Biased Broadcasting Corp



One of the few things I will miss about Australia is not having the BBC to kick around any more. But there is hope. First, I find that Houston's PBS station carries BBC World News (which is what I got in Oz) at 5pm, and secondly, there's a BBC watch blog.


As far as I can tell there's only one post on it, but it's good enough for a start.


Man, the Beeb. Possibly less biased than Fox News, but not by much (er, no, much as I enjoy Fox---I especially enjoyed it in Australia, as a little slice of America in my living room---they are not "fair and balanced"; at least, they're not balanced). The Fox News people shout a lot (I used to think of it as the Shouting Channel), but you don't have to talk loud to be biased. Distortion is still distortion if it's issued in calm tones and plummy accents.


The BBC anchors reporting from Pestholistan never shrink from inserting their own biases or omitting important information, and often overplay the situation so as to milk every bit of anguish from it, just like any cheesy tabloid. This reached its nadir during their coverage of the anthrax mailings. Their anchor stood in the streets wibbling earnestly into his mike about the panic sweeping New York, while behind him---right behind him as he said this---people strolled casually hand in hand, walked their dogs, fed ice cream to their children.

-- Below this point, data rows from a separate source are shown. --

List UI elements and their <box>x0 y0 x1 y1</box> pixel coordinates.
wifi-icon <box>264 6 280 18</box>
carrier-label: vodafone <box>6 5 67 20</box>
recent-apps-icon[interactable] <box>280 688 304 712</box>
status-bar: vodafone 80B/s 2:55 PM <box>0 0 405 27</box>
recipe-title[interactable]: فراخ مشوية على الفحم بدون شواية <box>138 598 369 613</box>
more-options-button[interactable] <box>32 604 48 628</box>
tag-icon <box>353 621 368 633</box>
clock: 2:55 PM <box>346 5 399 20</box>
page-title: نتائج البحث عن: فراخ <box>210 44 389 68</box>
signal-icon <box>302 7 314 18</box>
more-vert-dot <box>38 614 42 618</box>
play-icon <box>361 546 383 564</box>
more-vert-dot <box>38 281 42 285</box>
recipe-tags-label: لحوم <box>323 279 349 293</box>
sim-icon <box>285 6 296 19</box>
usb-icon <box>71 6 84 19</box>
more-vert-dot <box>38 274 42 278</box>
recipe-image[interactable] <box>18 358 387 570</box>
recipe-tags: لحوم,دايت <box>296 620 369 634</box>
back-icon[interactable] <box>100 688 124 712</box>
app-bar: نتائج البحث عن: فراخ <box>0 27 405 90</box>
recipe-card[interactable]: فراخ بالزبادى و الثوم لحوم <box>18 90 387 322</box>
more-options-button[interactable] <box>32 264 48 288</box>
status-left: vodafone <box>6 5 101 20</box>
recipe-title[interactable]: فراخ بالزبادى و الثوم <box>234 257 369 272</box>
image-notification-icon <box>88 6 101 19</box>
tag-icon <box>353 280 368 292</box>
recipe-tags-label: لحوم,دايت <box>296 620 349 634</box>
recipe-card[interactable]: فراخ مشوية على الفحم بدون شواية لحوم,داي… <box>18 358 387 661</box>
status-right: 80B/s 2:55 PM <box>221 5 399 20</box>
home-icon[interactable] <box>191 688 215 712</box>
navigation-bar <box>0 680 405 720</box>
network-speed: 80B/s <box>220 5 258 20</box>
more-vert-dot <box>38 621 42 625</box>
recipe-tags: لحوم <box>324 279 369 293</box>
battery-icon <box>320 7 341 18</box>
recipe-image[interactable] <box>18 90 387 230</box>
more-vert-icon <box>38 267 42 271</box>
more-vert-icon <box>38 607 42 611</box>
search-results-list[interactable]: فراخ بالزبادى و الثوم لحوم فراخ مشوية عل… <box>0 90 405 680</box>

I doubted this "panic" because I didn't like the thought of Americans panicking---in a headless-chicken sort of way. I can see getting carried away and dropping a badly-placed nuke---that kind of panicking---but running pointlessly in circles just didn't seem our style. And it sure didn't sound like New Yorkers. I was reduced to emailing some people back home to learn the local mood (heavy concern overcast with occasional showers of anger, but panic-free).


But even before 9/11 the Beeb irritated me. They had a report on global warming that I must have seen thirty zillion times---always coming in at the same place. The voice-over said, "Even when global warming hit George Bush's home state..." The video showed the floods in Houston resulting from tropical storm Allison last June. It was a freaking tropical storm! We're on the Gulf Coast! We get tropical storms and it floods! Oh, but that never happened before the industrial revolution. When Coronado's men came through here in the 16th century, they reported tundra, and wooly mammoths.


The Beeb has a regular feature called Earth Report. The ads for it go something like this: "One world. Our responsibility. As [something] and environmental concerns ravage our homes[...]So we all live well today---who's taking care of tomorrow?"


(As you can see, I can't remember some parts. I always meant to write it down.)


No alarmism there at all, no sirree. Also, notice that it's the concerns that are ravaging our homes, not problems or difficulties. It'd be nice if the Beeb could find someone who could write in English. Unless they have a subversive mole who wants to imply that it's the concerns themselves which are doing the greater damage.


None of this would be worth a blog post if the BBC weren't still considered (by the uninformed) to be a bastion of fairness and accuracy.